Macquarie, which is the issuer for all the foreign index-linked warrants traded on Bursa currently, has to act as a market maker to ensure liquidity as well as orderly trading. However, because of Bursa regulations on the dynamic price limits on all securities, there are times when the investment bank is unable to provide the necessary liquidity, says Matthews.

“Investors can be left trapped in the warrants at limit-up and limit-down prices. We do not believe that the dynamic price limits that apply to stocks should apply to the derivatives, and we have conveyed investors’ concerns about this to the regulator,” he adds.

The introduction of the foreign index warrants by Macquarie in October last year coincided with the strong rally on the Hang Seng and China’s various stock markets. Awash with liquidity and the ability to buy at generous margin multiples, individual investors in China had pushed up the market to stunning heights, as evidenced by the China A50 Index, which consists of 50 largest China-based companies in terms of market capitalisation in Hong Kong, doubling in value within six months.

As market liquidity is the key component of a vibrant stock market, Matthews believes that the growth in the issuance of index-linked warrants is a positive development for the local bourse.

“Stock-based derivatives and options make up about 50% of all daily turnover in the stock markets of developed countries. We do foresee more demand in Malaysia for these instruments, if the recent high trading volume of the puts and calls is any indication,” he says.
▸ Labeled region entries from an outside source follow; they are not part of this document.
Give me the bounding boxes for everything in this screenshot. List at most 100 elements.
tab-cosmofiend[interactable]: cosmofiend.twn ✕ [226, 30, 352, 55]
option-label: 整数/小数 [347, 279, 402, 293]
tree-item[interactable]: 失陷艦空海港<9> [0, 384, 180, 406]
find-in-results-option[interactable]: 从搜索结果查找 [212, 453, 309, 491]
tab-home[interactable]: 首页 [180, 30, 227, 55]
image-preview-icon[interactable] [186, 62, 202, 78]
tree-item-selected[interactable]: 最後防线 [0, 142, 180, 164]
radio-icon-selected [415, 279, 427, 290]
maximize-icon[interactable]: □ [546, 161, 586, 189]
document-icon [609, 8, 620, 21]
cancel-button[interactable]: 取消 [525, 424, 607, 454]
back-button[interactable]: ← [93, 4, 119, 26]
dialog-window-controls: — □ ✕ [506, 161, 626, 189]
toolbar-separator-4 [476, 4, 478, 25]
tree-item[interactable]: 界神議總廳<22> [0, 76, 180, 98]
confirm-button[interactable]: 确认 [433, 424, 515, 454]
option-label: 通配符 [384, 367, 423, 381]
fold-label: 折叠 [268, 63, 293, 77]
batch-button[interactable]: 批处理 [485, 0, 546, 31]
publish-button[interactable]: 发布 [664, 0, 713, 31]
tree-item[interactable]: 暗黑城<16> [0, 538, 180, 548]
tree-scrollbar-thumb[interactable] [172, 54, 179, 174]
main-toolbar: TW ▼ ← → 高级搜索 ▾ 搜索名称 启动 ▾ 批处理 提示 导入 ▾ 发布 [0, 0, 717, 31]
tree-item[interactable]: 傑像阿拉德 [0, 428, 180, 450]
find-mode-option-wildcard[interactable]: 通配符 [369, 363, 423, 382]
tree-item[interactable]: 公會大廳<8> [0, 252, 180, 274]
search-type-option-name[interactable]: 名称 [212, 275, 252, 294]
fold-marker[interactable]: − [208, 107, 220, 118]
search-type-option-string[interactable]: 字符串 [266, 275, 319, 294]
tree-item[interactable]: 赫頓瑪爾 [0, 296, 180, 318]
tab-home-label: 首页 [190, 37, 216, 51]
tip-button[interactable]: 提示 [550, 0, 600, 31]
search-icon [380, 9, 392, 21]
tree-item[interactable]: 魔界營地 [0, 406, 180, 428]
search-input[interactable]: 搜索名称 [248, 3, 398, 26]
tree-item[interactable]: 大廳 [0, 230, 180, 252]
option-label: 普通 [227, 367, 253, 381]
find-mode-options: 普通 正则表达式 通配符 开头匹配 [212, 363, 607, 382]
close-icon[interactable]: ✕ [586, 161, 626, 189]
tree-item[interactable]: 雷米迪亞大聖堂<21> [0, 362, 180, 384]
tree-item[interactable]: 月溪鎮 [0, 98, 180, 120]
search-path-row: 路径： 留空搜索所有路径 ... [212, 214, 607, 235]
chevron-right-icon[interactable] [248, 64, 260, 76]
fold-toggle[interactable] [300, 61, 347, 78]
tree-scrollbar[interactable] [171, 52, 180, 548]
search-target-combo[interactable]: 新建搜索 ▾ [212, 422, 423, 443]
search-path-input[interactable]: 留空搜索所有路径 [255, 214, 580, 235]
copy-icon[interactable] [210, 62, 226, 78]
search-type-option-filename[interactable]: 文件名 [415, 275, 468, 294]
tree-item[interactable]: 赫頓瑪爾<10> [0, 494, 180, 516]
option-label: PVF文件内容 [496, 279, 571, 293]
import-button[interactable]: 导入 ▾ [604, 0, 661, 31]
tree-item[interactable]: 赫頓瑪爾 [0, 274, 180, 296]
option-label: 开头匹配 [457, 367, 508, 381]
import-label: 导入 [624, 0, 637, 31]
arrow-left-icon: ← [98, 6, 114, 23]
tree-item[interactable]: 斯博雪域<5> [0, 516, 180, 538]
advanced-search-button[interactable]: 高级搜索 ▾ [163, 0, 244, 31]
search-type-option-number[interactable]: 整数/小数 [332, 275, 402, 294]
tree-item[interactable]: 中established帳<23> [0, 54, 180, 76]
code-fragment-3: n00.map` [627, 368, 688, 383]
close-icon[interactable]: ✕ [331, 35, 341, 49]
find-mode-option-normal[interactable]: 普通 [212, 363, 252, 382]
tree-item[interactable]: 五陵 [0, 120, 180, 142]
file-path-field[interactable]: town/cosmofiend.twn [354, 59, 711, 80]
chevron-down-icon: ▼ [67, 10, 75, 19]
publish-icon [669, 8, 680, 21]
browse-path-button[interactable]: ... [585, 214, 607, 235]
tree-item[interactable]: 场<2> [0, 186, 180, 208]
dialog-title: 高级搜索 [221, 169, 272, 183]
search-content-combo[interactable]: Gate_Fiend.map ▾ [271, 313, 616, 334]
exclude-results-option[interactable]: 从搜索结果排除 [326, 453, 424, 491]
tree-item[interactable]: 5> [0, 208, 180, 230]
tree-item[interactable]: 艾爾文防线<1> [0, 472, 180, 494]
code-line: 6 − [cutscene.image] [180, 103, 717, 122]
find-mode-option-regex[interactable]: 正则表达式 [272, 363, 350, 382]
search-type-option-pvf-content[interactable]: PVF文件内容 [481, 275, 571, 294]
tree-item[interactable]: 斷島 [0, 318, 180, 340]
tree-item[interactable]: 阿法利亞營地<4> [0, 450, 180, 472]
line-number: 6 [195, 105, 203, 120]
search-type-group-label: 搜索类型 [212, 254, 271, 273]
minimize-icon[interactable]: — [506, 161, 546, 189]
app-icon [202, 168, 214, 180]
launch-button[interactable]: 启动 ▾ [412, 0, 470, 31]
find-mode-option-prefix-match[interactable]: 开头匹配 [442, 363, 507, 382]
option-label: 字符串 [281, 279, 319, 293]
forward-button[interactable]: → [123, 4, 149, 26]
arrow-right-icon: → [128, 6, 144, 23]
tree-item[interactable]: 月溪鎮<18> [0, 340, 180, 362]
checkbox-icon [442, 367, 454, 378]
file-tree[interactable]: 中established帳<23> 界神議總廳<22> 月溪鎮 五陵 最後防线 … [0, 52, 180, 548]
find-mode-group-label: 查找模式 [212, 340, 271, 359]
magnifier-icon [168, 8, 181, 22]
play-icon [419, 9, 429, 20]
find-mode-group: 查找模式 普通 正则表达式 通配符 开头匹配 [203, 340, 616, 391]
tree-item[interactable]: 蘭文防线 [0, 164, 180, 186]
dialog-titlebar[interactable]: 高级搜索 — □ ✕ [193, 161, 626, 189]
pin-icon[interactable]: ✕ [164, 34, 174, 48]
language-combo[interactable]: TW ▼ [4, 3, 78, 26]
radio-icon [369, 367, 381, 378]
Nevertheless, there are instances when the trading in the warrants do not reflect the underlying movements of the markets that they represent. For example, the CHINA50-H1 put warrant gained as much as 30% on July 9,  despite the China A50 Index staging a strong rally after gaining as much as 6% on the same day. This could be due to pure speculative activity, which causes warrant prices to diverge from the underlying index value.

There is also the perception that investment banks, facing a decline in earnings due to the slowdown in deals this year, are incentivised to keep churning out these warrants at the expense of retail investors.

To counter this, Matthews explains how investment banks generate revenue as well as incur costs from issuing the warrants. “What we do is that we structure the warrant based on its implied volatility expectations. We only profit when hedging costs are less than what we sold the warrant for throughout its tenure.”

Hedging costs go up when markets are especially volatile, which he says is not an ideal scenario for the market makers. As the global markets are expected to continue to exhibit strong volatility in the coming weeks, Matthews advises investors to be properly informed on the risks and benefits of trading the warrants.

 

This article first appeared in Capital, The Edge Malaysia Weekly, on July 13 - 19, 2015.